Die Publikation zeichnet ein komplexes und differenziertes Bild der Dynamik, die die Malerei in jenen Jahren erfasste. Sie zeigt die verschiedenen Perspektiven und Strömungen auf, die damals in Berlin, Hamburg und Köln ihren Anfang nahmen, grenzt sie voneinander ab und setzt sie zueinander in Beziehung.

Die vorgestellten Künstler (Auswahl): Hans-Peter Adamski, Elvira Bach, Ina Barfuss, Peter Bömmels, Werner Büttner, Walter Dahn, Jirí Georg Dokoupil, Rainer Fetting, G. L. Gabriel, Georg Herold, Gerard Kever, Martin Kippenberger, Helmut Middendorf, Gerhard Naschberger, Albert Oehlen, Markus Oehlen, Salomé, Andreas Schulze, Bettina Semmer, Volker Tannert, Thomas Wachweger, Bernd Zimmer


Die Frankfurter Kunstschau erstreckt sich über zwei Etagen des Ausstellungshauses und folgt einer geografischen wie thematischen Gliederung.

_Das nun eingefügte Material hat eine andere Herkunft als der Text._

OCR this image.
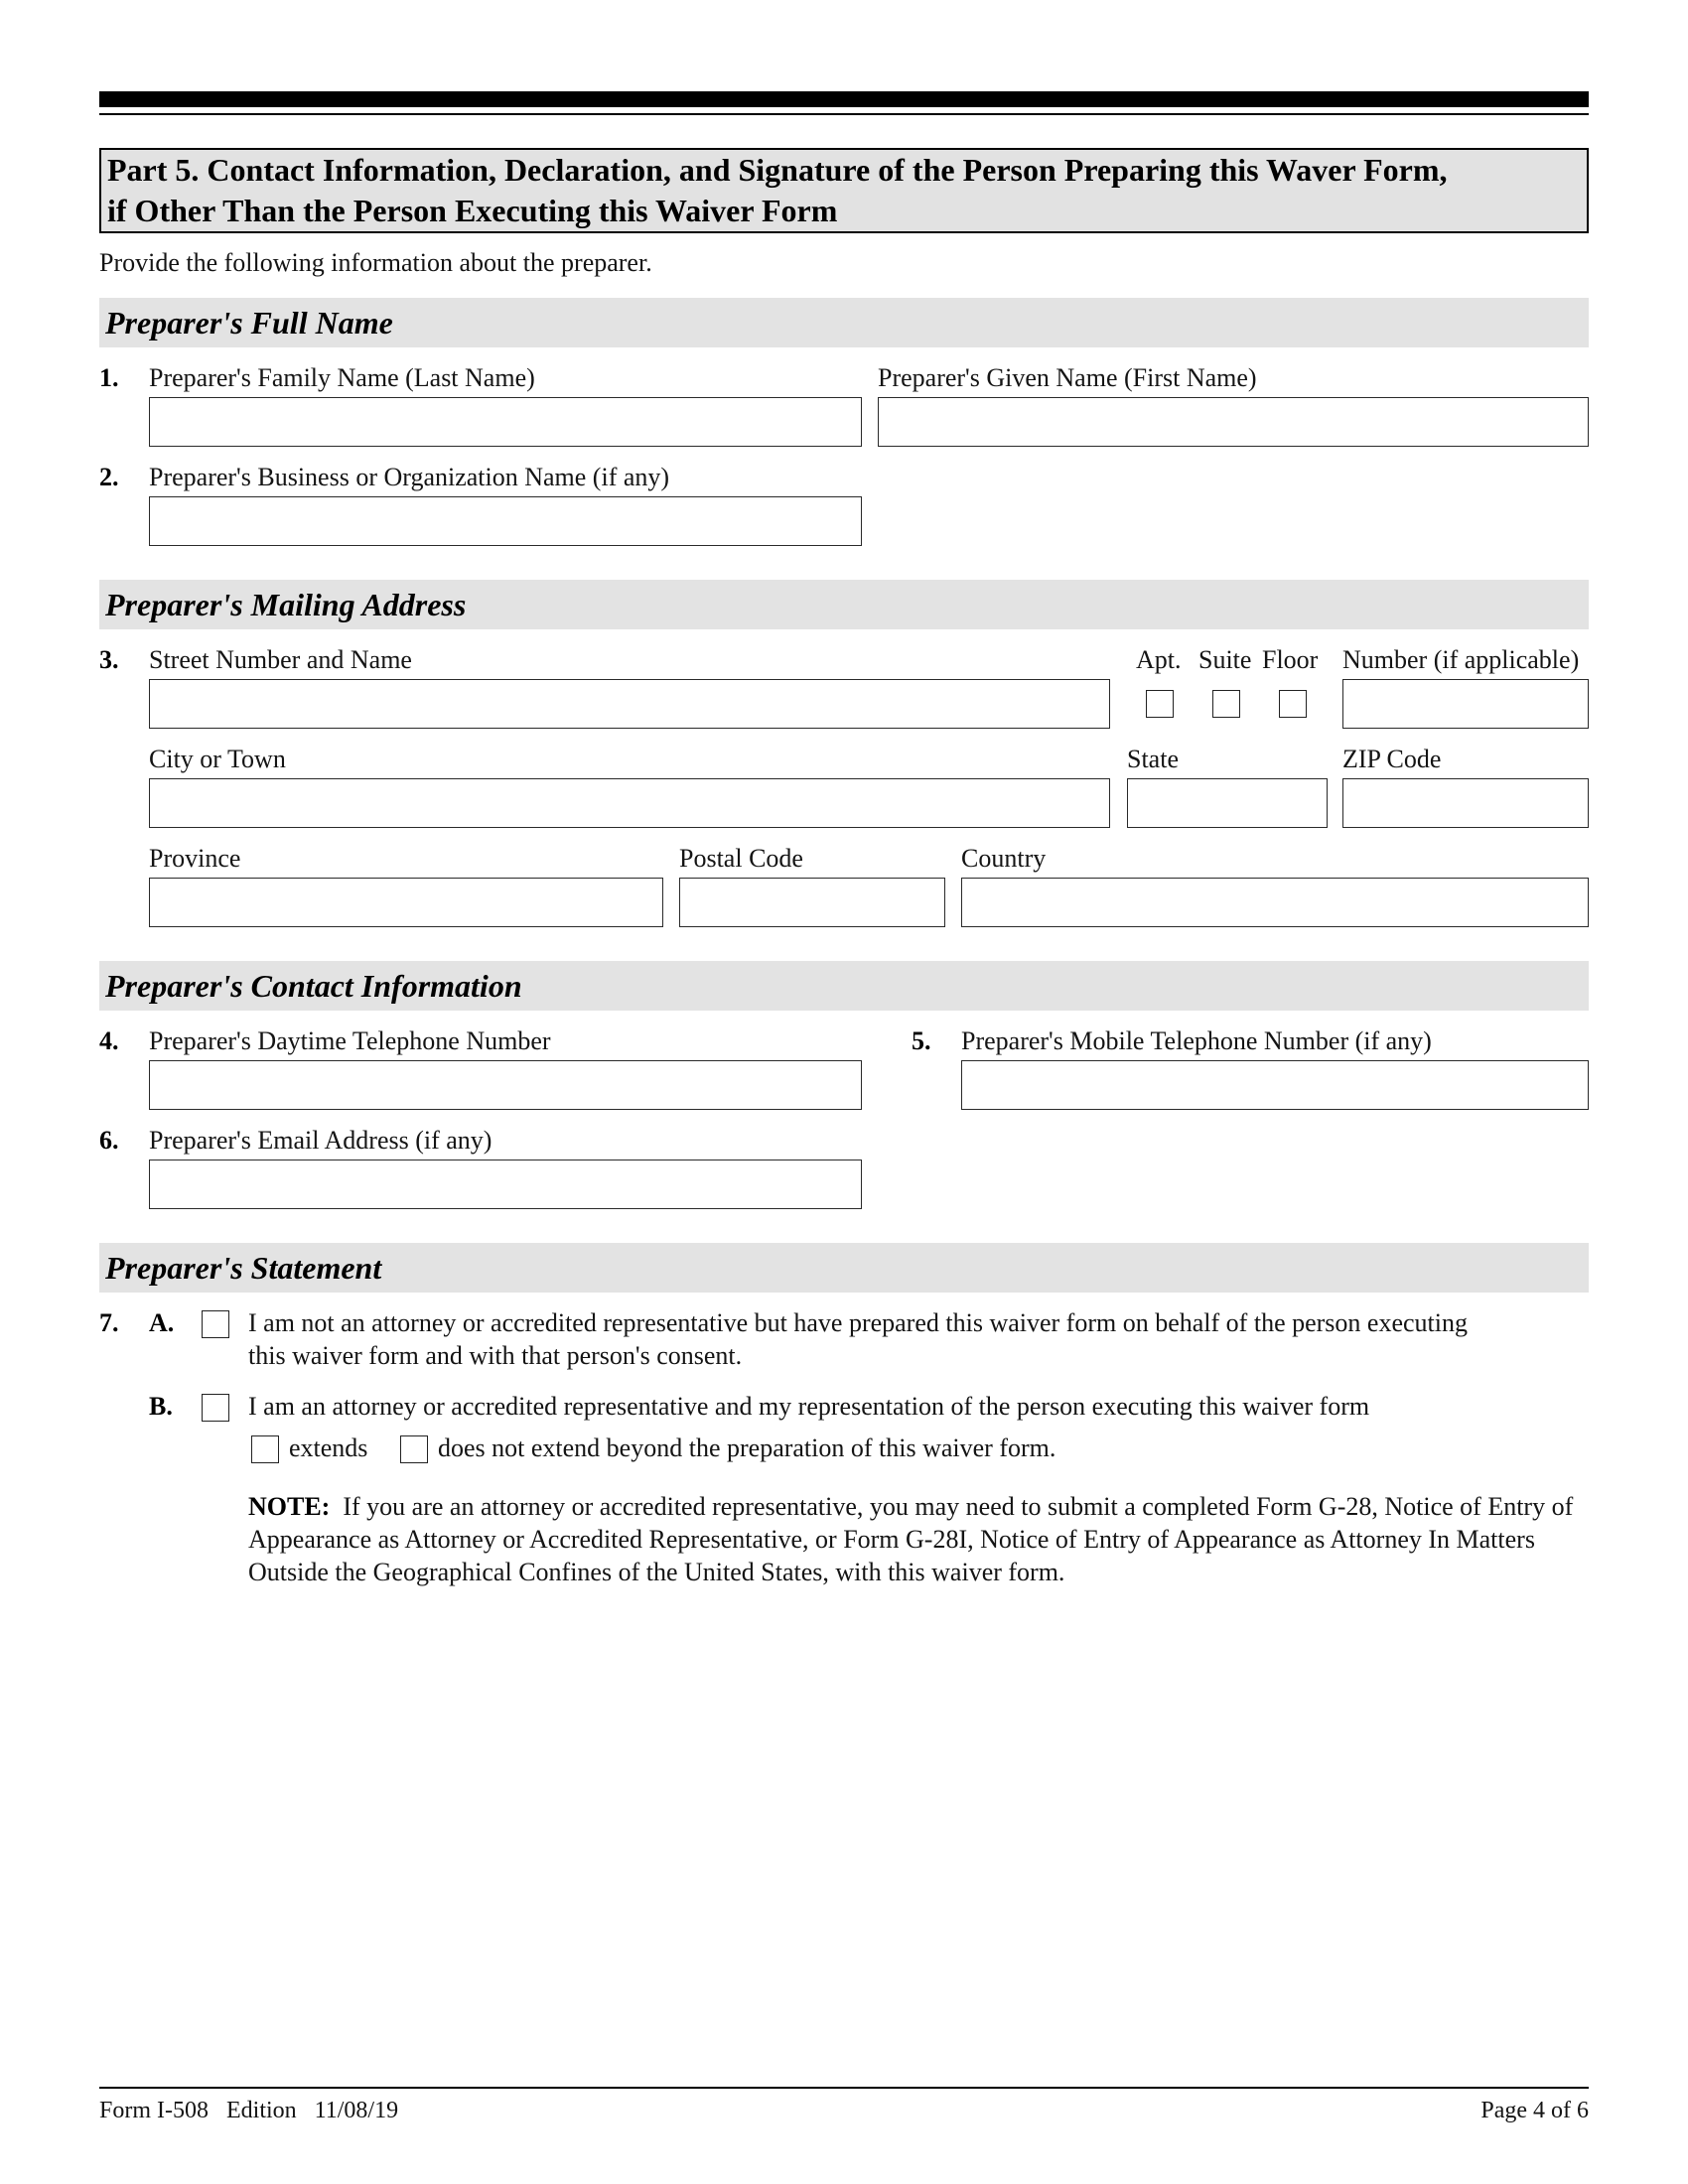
Part 5. Contact Information, Declaration, and Signature of the Person Preparing this Waver Form,
if Other Than the Person Executing this Waiver Form
Provide the following information about the preparer.
Preparer's Full Name
1. Preparer's Family Name (Last Name)	Preparer's Given Name (First Name)
2. Preparer's Business or Organization Name (if any)
Preparer's Mailing Address
3. Street Number and Name	Apt. Suite Floor Number (if applicable)
City or Town	State	ZIP Code
Province	Postal Code	Country
Preparer's Contact Information
4. Preparer's Daytime Telephone Number	5. Preparer's Mobile Telephone Number (if any)
6. Preparer's Email Address (if any)
Preparer's Statement
7. A.	I am not an attorney or accredited representative but have prepared this waiver form on behalf of the person executing
this waiver form and with that person's consent.
B.	I am an attorney or accredited representative and my representation of the person executing this waiver form
extends	does not extend beyond the preparation of this waiver form.
NOTE: If you are an attorney or accredited representative, you may need to submit a completed Form G-28, Notice of Entry of Appearance as Attorney or Accredited Representative, or Form G-28I, Notice of Entry of Appearance as Attorney In Matters Outside the Geographical Confines of the United States, with this waiver form.
Form I-508   Edition   11/08/19	Page 4 of 6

So werden einerseits die jeweiligen lokalen Zentren in ihrer Ambivalenz aus Verwandtschaft und Diversität abgebildet, andererseits wird deren Verbindung untereinander anhand gemeinsamer thematischer oder motivischer Interessen aufgezeigt.

Den Auftakt bildet das klassische Genre der Porträtmalerei.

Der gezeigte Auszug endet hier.